Современный музыковед М. Басок поясняет: «Уже на раннем этапе творчества Н. Мясковского в его сочетаниях проявился комплекс стилевых чёрт, тонко подмеченных Б. Асафьевым в работе 1924 года. В музыке своего соученика и коллеги он обнаруживает «преобладание насыщенной, вязкой гармонической ткани. Гармонист по складу мышления, Мясковский пользуется приёмом полифонический разработки лишь в качестве контраста гармонической насыщенности. При этом гармоническая ткань, будучи сложной и плотной, никогда не организуется под воздействием колористического начала. Она сплетается из плавного по существу сочетания аккордов, вытекающих из структуры трезвучий, как бы ни был сложен и видоизменён состав» [1, с. 192]. Так, в основе композиторского мышления Мясковского – усложнённая вертикаль, но магистралью гармонии является опора на классическую консонирующую тонику и классический тип тональности.

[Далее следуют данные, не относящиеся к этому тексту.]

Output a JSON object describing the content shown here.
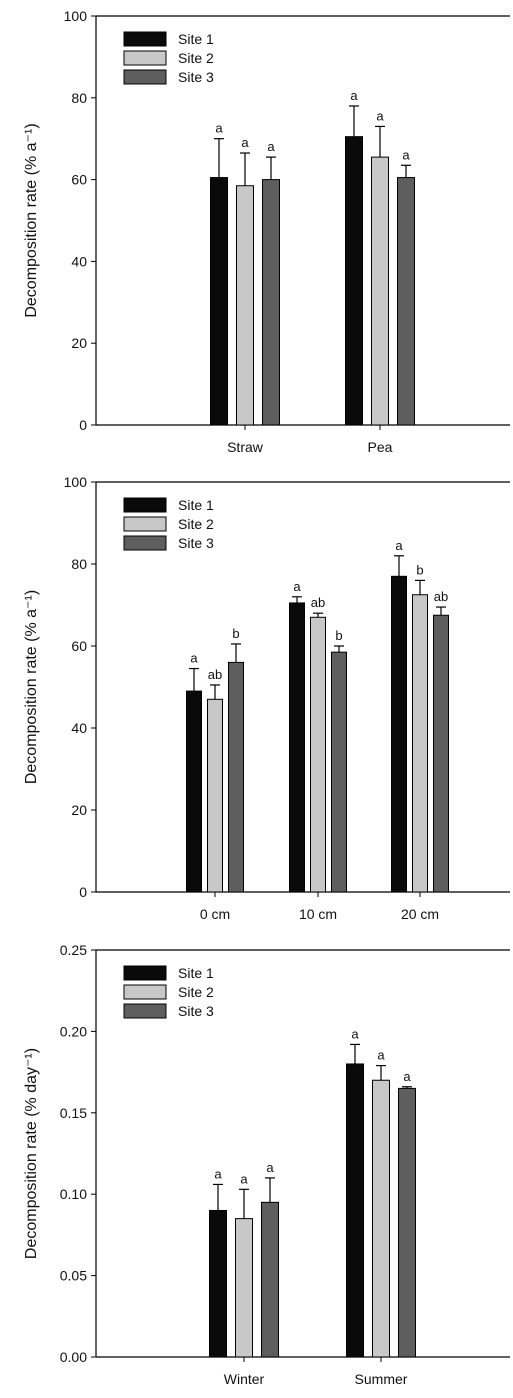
{
  "colors": {
    "series": [
      "#0a0a0a",
      "#c8c8c8",
      "#5e5e5e"
    ]
  },
  "chart_data": [
    {
      "type": "bar",
      "ylabel": "Decomposition rate (% a⁻¹)",
      "ylim": [
        0,
        100
      ],
      "yticks": [
        0,
        20,
        40,
        60,
        80,
        100
      ],
      "ytick_labels": [
        "0",
        "20",
        "40",
        "60",
        "80",
        "100"
      ],
      "categories": [
        "Straw",
        "Pea"
      ],
      "legend": "top-left",
      "series": [
        {
          "name": "Site 1",
          "values": [
            60.5,
            70.5
          ],
          "errors": [
            9.5,
            7.5
          ],
          "sig": [
            "a",
            "a"
          ]
        },
        {
          "name": "Site 2",
          "values": [
            58.5,
            65.5
          ],
          "errors": [
            8.0,
            7.5
          ],
          "sig": [
            "a",
            "a"
          ]
        },
        {
          "name": "Site 3",
          "values": [
            60.0,
            60.5
          ],
          "errors": [
            5.5,
            3.0
          ],
          "sig": [
            "a",
            "a"
          ]
        }
      ]
    },
    {
      "type": "bar",
      "ylabel": "Decomposition rate (% a⁻¹)",
      "ylim": [
        0,
        100
      ],
      "yticks": [
        0,
        20,
        40,
        60,
        80,
        100
      ],
      "ytick_labels": [
        "0",
        "20",
        "40",
        "60",
        "80",
        "100"
      ],
      "categories": [
        "0 cm",
        "10 cm",
        "20 cm"
      ],
      "legend": "top-left",
      "series": [
        {
          "name": "Site 1",
          "values": [
            49.0,
            70.5,
            77.0
          ],
          "errors": [
            5.5,
            1.5,
            5.0
          ],
          "sig": [
            "a",
            "a",
            "a"
          ]
        },
        {
          "name": "Site 2",
          "values": [
            47.0,
            67.0,
            72.5
          ],
          "errors": [
            3.5,
            1.0,
            3.5
          ],
          "sig": [
            "ab",
            "ab",
            "b"
          ]
        },
        {
          "name": "Site 3",
          "values": [
            56.0,
            58.5,
            67.5
          ],
          "errors": [
            4.5,
            1.5,
            2.0
          ],
          "sig": [
            "b",
            "b",
            "ab"
          ]
        }
      ]
    },
    {
      "type": "bar",
      "ylabel": "Decomposition rate (% day⁻¹)",
      "ylim": [
        0,
        0.25
      ],
      "yticks": [
        0,
        0.05,
        0.1,
        0.15,
        0.2,
        0.25
      ],
      "ytick_labels": [
        "0.00",
        "0.05",
        "0.10",
        "0.15",
        "0.20",
        "0.25"
      ],
      "categories": [
        "Winter",
        "Summer"
      ],
      "legend": "top-left",
      "series": [
        {
          "name": "Site 1",
          "values": [
            0.09,
            0.18
          ],
          "errors": [
            0.016,
            0.012
          ],
          "sig": [
            "a",
            "a"
          ]
        },
        {
          "name": "Site 2",
          "values": [
            0.085,
            0.17
          ],
          "errors": [
            0.018,
            0.009
          ],
          "sig": [
            "a",
            "a"
          ]
        },
        {
          "name": "Site 3",
          "values": [
            0.095,
            0.165
          ],
          "errors": [
            0.015,
            0.001
          ],
          "sig": [
            "a",
            "a"
          ]
        }
      ]
    }
  ]
}
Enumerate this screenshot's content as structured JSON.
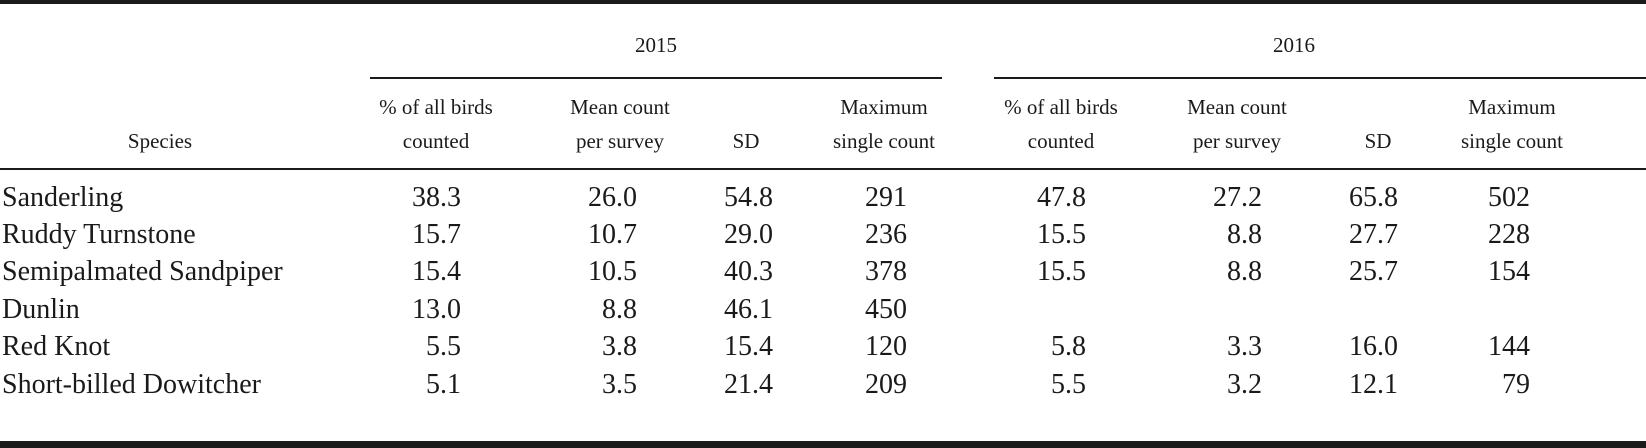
{
  "table": {
    "species_header": "Species",
    "groups": [
      {
        "year": "2015",
        "columns": [
          {
            "line1": "% of all birds",
            "line2": "counted"
          },
          {
            "line1": "Mean count",
            "line2": "per survey"
          },
          {
            "line1": "SD",
            "line2": ""
          },
          {
            "line1": "Maximum",
            "line2": "single count"
          }
        ]
      },
      {
        "year": "2016",
        "columns": [
          {
            "line1": "% of all birds",
            "line2": "counted"
          },
          {
            "line1": "Mean count",
            "line2": "per survey"
          },
          {
            "line1": "SD",
            "line2": ""
          },
          {
            "line1": "Maximum",
            "line2": "single count"
          }
        ]
      }
    ],
    "rows": [
      {
        "species": "Sanderling",
        "y2015": [
          "38.3",
          "26.0",
          "54.8",
          "291"
        ],
        "y2016": [
          "47.8",
          "27.2",
          "65.8",
          "502"
        ]
      },
      {
        "species": "Ruddy Turnstone",
        "y2015": [
          "15.7",
          "10.7",
          "29.0",
          "236"
        ],
        "y2016": [
          "15.5",
          "8.8",
          "27.7",
          "228"
        ]
      },
      {
        "species": "Semipalmated Sandpiper",
        "y2015": [
          "15.4",
          "10.5",
          "40.3",
          "378"
        ],
        "y2016": [
          "15.5",
          "8.8",
          "25.7",
          "154"
        ]
      },
      {
        "species": "Dunlin",
        "y2015": [
          "13.0",
          "8.8",
          "46.1",
          "450"
        ],
        "y2016": [
          "",
          "",
          "",
          ""
        ]
      },
      {
        "species": "Red Knot",
        "y2015": [
          "5.5",
          "3.8",
          "15.4",
          "120"
        ],
        "y2016": [
          "5.8",
          "3.3",
          "16.0",
          "144"
        ]
      },
      {
        "species": "Short-billed Dowitcher",
        "y2015": [
          "5.1",
          "3.5",
          "21.4",
          "209"
        ],
        "y2016": [
          "5.5",
          "3.2",
          "12.1",
          "79"
        ]
      }
    ]
  }
}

В одном из первых крупных опусов раннего периода – Первой фортепианной сонате (1907 – 1910) показательна схема строения четырёхчастного цикла, открывающегося фугой. Хроматизированная тема содержит ряд характерных скачков, подчёркивающих интервал увеличенной октавы. Показательны барочные истоки темы: опора на тонику в начале и конце, опевание устоев, подчёркнутая функциональность и наличие скрытого двухголосия. В процессе дальнейшего развития эта тема подвергается мастерскому полифоническому и фактурному варьированию.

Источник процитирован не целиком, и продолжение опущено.